BBC presenters look back on their adventures throughout Indonesia and Mongolia, situated in earth's largest continent - Asia.
Steve Backshall looks back on one particularly unnerving adventure in Indonesia, a place very close to his heart, where he and his crew were chased by the world's largest venomous lizards - a group of ravenous, three-metre-long Komodo dragons. George McGavin, meanwhile, recounts a slightly more sedate adventure in Indonesia: the time when he filmed in a school for orangutans in the middle of the Sumatran rainforest.
Chris Packham also has fond memories of Sumatra, as he recalls how, in 1998, he took a batch of photographs of the Orang Rimba people, a group of hunter-gatherers who live in the rainforest. Wildlife cameraman Colin Stafford-Johnson also has an affinity with the archipelago; he looks back on his time spent filming Peanut, Hero, Tarzan and the rest of the monkeys that live on the island of Sulawesi.

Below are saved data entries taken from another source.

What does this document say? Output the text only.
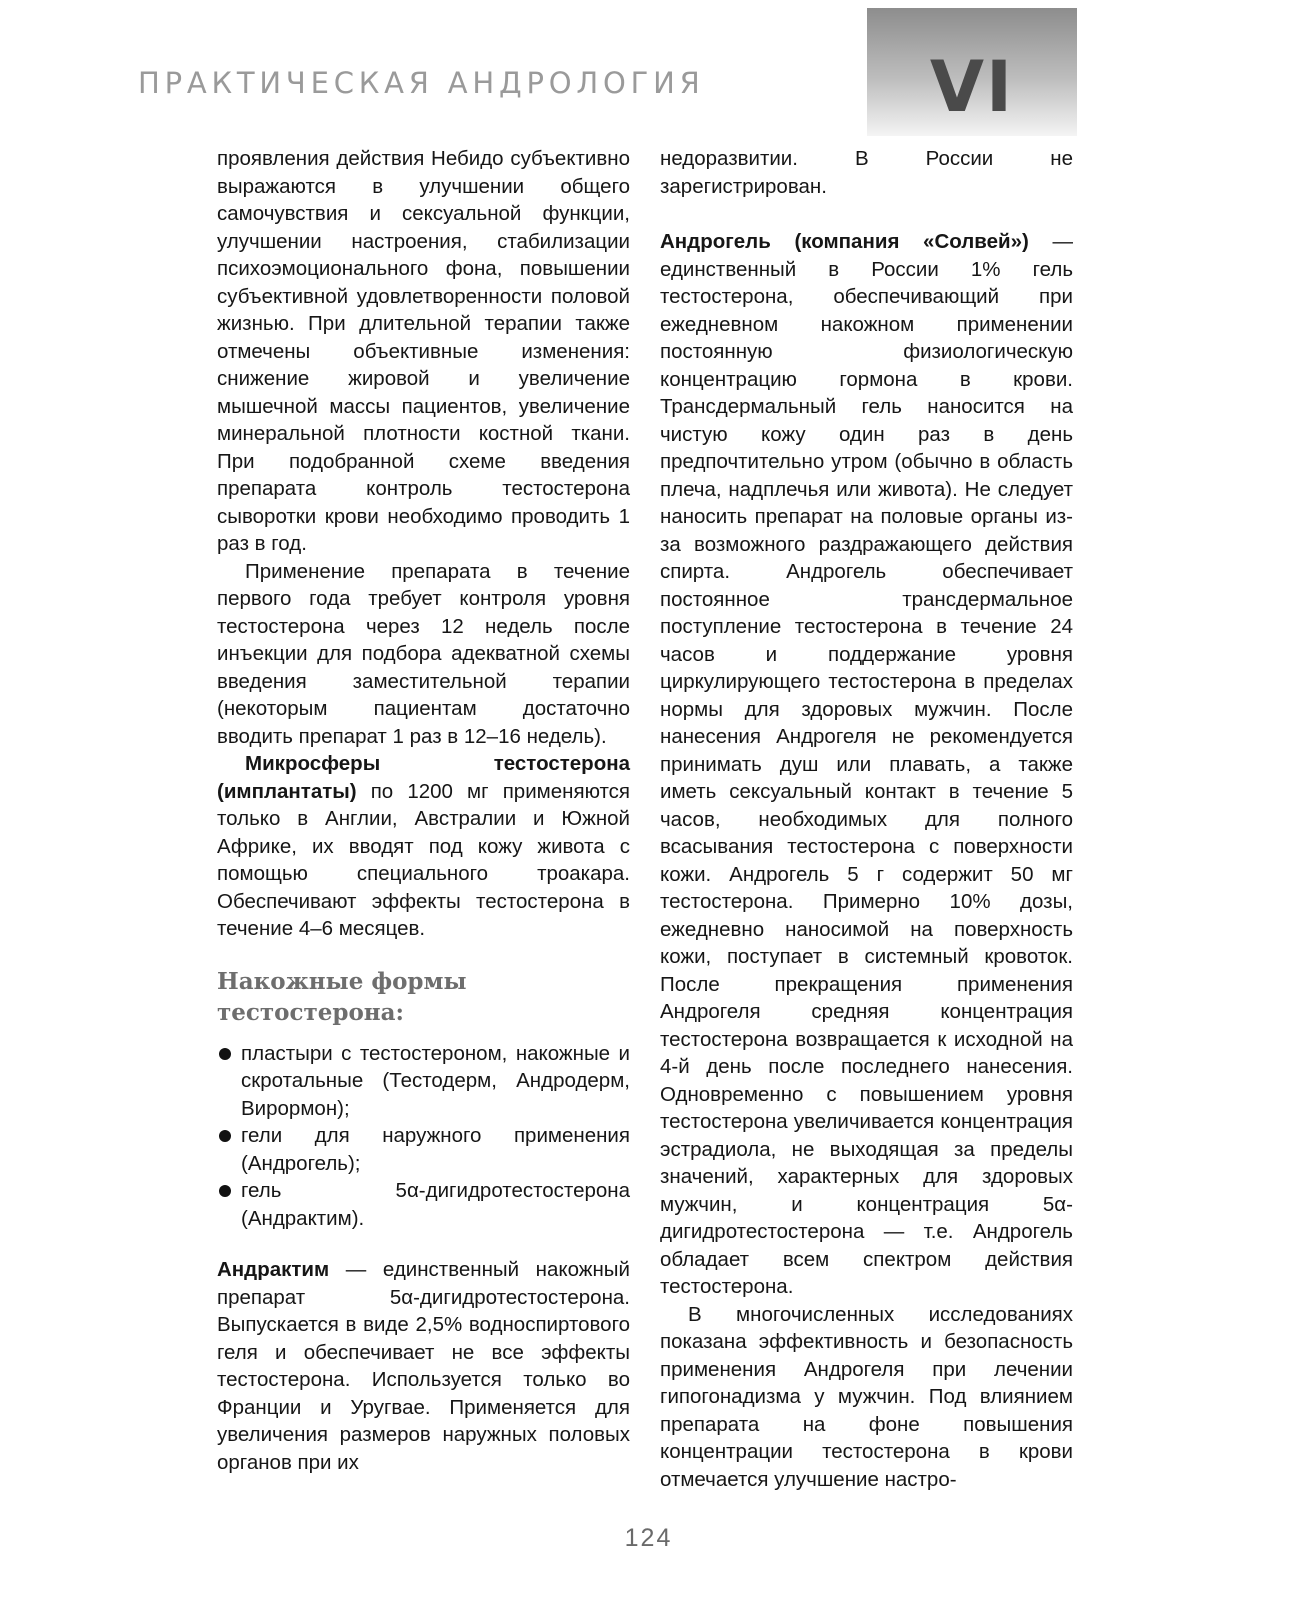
ПРАКТИЧЕСКАЯ АНДРОЛОГИЯ	VI

проявления действия Небидо субъективно выражаются в улучшении общего самочувствия и сексуальной функции, улучшении настроения, стабилизации психоэмоционального фона, повышении субъективной удовлетворенности половой жизнью. При длительной терапии также отмечены объективные изменения: снижение жировой и увеличение мышечной массы пациентов, увеличение минеральной плотности костной ткани. При подобранной схеме введения препарата контроль тестостерона сыворотки крови необходимо проводить 1 раз в год.

Применение препарата в течение первого года требует контроля уровня тестостерона через 12 недель после инъекции для подбора адекватной схемы введения заместительной терапии (некоторым пациентам достаточно вводить препарат 1 раз в 12–16 недель).

Микросферы тестостерона (имплантаты) по 1200 мг применяются только в Англии, Австралии и Южной Африке, их вводят под кожу живота с помощью специального троакара. Обеспечивают эффекты тестостерона в течение 4–6 месяцев.

Накожные формы тестостерона:
пластыри с тестостероном, накожные и скротальные (Тестодерм, Андродерм, Вирормон);
гели для наружного применения (Андрогель);
гель 5α-дигидротестостерона (Андрактим).

Андрактим — единственный накожный препарат 5α-дигидротестостерона. Выпускается в виде 2,5% водноспиртового геля и обеспечивает не все эффекты тестостерона. Используется только во Франции и Уругвае. Применяется для увеличения размеров наружных половых органов при их

недоразвитии. В России не зарегистрирован.

Андрогель (компания «Солвей») — единственный в России 1% гель тестостерона, обеспечивающий при ежедневном накожном применении постоянную физиологическую концентрацию гормона в крови. Трансдермальный гель наносится на чистую кожу один раз в день предпочтительно утром (обычно в область плеча, надплечья или живота). Не следует наносить препарат на половые органы из-за возможного раздражающего действия спирта. Андрогель обеспечивает постоянное трансдермальное поступление тестостерона в течение 24 часов и поддержание уровня циркулирующего тестостерона в пределах нормы для здоровых мужчин. После нанесения Андрогеля не рекомендуется принимать душ или плавать, а также иметь сексуальный контакт в течение 5 часов, необходимых для полного всасывания тестостерона с поверхности кожи. Андрогель 5 г содержит 50 мг тестостерона. Примерно 10% дозы, ежедневно наносимой на поверхность кожи, поступает в системный кровоток. После прекращения применения Андрогеля средняя концентрация тестостерона возвращается к исходной на 4-й день после последнего нанесения. Одновременно с повышением уровня тестостерона увеличивается концентрация эстрадиола, не выходящая за пределы значений, характерных для здоровых мужчин, и концентрация 5α- дигидротестостерона — т.е. Андрогель обладает всем спектром действия тестостерона.

В многочисленных исследованиях показана эффективность и безопасность применения Андрогеля при лечении гипогонадизма у мужчин. Под влиянием препарата на фоне повышения концентрации тестостерона в крови отмечается улучшение настро-

124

From the lush islands of Indonesia in the south of the continent, we travel north to the vast lands of Mongolia. Wildlife camerawoman Sue Gibson was sent there a few years ago to film Pallas's cats in one of the most physically and mentally demanding shoots of her career. And Gordon Buchanan reminisces about his time filming Kazakh nomads, who hunt with golden eagles on horseback.